For much of my 30 years of non-contacting level measurement experience, I believed that there was an element of magic associated with it. When applications were successful it was good magic, and when they weren’t, it was black magic.
As time went on, and my experience and knowledge levels rose, I realized that there was not quite as much “magic” as I initially thought but “REASONS” why things acted the way they did. Well, most of the time…but, not all of the time.
My most baffling experience happened in an application involving solids materials. This application shouldn’t have presented any problems and was a routine fix. On this particular application, a site was experiencing erratic behavior from the level sensors – and they had the trends to prove it. Every time we would send a technician, and sometimes that technician would be me, we couldn’t figure it out. There was absolutely zero reason for this behavior to happen. The echo profiles looked fine and the erratic behavior captured on the trends were of such a frequency and randomness that the technician would have to actually sit by the unit (for who knows how long) waiting to capture the right moment. Miss a chance and poof! The clock starts all over again.
Thanks to a colleague, and the constant bizarre behavior, we were able to resolve the issue with a little patience and resolution. It turns out that silo discharge geometry can play a major role in how the material flows during discharge. My colleague explained the difference between mass flow and funnel flow, but until I actually saw the difference I was not convinced. Then it happened: I saw the difference.
This particular site had six silos that had a wedge-shaped lower discharge section, and the very bottom was slanted in a vertical orientation that allowed the material to dump into the lowest part of this section where there was the takeaway screw.

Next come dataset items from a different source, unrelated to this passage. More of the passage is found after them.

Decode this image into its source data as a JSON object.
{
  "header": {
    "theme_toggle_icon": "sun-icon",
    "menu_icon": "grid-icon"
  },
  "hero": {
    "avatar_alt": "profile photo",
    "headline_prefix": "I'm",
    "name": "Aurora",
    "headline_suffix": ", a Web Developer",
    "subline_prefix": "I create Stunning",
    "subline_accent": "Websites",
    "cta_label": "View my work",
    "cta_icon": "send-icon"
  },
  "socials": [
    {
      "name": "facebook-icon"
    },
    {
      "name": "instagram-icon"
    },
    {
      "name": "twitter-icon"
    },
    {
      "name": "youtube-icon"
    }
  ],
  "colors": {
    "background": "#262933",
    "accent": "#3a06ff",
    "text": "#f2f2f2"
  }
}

They also had two newer silos that had the more traditional cone discharge section. Before I scaled the silos, I asked the operators if they noticed a difference in behavior between the six older silos and the two newer silos. They said they have never had an issue with the newer silos so, now I knew what to look for: the differences between the six older silos and the two newer silos.
The difference was the bottom discharge section. The proof was literally staring me in the face when I looked inside the first old style silo. There was a very large section of the material surface that had fallen away, leaving sides that looked like an ice berg looks when a large piece falls off into the ocean. The hole must have been a good 10-15ft. in diameter and about 6-8ft. deep. Our level transmitter was mounted right above the lower portion of the screw and, obviously, right above this newly created hole.
It is easy to imagine that the material would compact as it tried to discharge through this relatively small discharge area, and depending on the make-up of the material this “bridging” could stand up for some period of time before collapsing. Until this collapse occurred, the top level of the material would be a nice smooth surface. The kind we always want to see in these solids applications.
So, what did I learn? Well, in conclusion, not all of the erratic behaviors and apparent unsuccessful applications are a result of the level instruments’ capabilities. A little more investigative research/observation and a little less magical thought is now in my approach to troubleshooting problem applications.
So if you find yourself frustrated and starting to question the capabilities of your instrumentation, do yourself a favor and make sure you have looked at every potential influence that might be keeping your technology from being successful in the application.
Add an inspection of the silo from top to bottom to your troubleshooting checklist. And, if you can correct your discharge issues, or even avoid installing a silo that won’t lend itself to steady flow conditions, you would be doing yourself a big favor. This would even allow you to start trusting the level readings your instrumentation generates.